Novel high-efficiency and superior thermal stability red-emitting phosphors for WLEDs

Abstract

The development of near-ultraviolet (n-UV) light-excited phosphors is crucial for light-emitting diode (LED) lighting. In this work, we used LMSA as the matrix material and utilized the energy transfer between Eu²⁺ and Mn²⁺ to design a broadband red phosphor that can be efficiently excited by near-ultraviolet light. In this matrix, the Mg²⁺ and Sr²⁺ sites were occupied by Mn²⁺ and Eu²⁺, respectively, generating a broadband red light with a peak at 664 nm and a blue-violet light with a peak at 395 nm. Based on the energy transfer between Eu²⁺ and Mn²⁺, the novel Li₅MgSrAlB₁₂O₂₄:Eu²⁺,Mn²⁺ (LMSAB:Eu²⁺,Mn²⁺) was successfully obtained. The material can be excited by n-UV light yielding a bright, broadband red emission. Furthermore, LMSAB:Eu²⁺,Mn²⁺ exhibits high quantum efficiency (IQE = 91%, EQE = 71.4%) and excellent thermal stability (I_{423 K}/I_{298 K} = 86.7%).

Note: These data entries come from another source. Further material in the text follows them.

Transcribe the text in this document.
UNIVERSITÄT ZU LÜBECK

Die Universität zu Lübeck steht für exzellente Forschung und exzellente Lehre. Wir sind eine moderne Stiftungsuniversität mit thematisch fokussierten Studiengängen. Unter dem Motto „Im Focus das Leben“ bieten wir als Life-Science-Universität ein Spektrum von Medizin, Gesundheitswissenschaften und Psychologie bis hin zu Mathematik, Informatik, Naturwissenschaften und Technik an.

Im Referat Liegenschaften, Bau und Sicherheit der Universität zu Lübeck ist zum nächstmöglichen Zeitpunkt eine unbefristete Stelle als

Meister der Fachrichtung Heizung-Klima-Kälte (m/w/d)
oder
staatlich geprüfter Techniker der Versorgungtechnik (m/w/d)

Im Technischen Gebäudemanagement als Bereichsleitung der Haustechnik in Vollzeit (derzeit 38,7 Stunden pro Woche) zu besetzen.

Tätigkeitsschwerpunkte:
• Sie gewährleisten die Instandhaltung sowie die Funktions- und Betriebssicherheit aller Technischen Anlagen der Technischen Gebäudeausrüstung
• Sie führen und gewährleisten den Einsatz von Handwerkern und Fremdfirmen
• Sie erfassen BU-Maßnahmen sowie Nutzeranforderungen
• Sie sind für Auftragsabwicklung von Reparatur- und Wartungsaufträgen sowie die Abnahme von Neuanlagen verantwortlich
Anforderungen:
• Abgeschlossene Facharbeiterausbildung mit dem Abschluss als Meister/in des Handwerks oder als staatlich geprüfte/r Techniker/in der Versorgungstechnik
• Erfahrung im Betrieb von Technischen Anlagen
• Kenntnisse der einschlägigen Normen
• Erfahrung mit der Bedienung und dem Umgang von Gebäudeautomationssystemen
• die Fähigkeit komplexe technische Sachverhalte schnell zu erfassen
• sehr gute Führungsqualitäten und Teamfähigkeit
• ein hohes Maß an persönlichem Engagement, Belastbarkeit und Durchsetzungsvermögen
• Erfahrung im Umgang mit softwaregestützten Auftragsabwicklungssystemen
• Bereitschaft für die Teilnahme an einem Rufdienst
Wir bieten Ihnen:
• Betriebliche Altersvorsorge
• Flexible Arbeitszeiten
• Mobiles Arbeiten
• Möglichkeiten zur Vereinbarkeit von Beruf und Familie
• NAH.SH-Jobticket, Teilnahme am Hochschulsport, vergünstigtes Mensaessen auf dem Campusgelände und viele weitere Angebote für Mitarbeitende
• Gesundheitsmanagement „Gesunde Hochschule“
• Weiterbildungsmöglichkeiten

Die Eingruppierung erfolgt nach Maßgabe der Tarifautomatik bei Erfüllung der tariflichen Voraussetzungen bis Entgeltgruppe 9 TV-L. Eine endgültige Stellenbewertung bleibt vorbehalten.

Finally, WLEDs (white light-emitting diodes) containing a 365 nm LED, LMSAB:Eu²⁺,Mn²⁺, blue and green phosphors yield warm white light with a color rendering index (R_a) of 92.7 and a high luminous efficiency of 57.59 lm W⁻¹. These results showed the potential of LMSAB:Eu²⁺,Mn²⁺ for applications in WLEDs.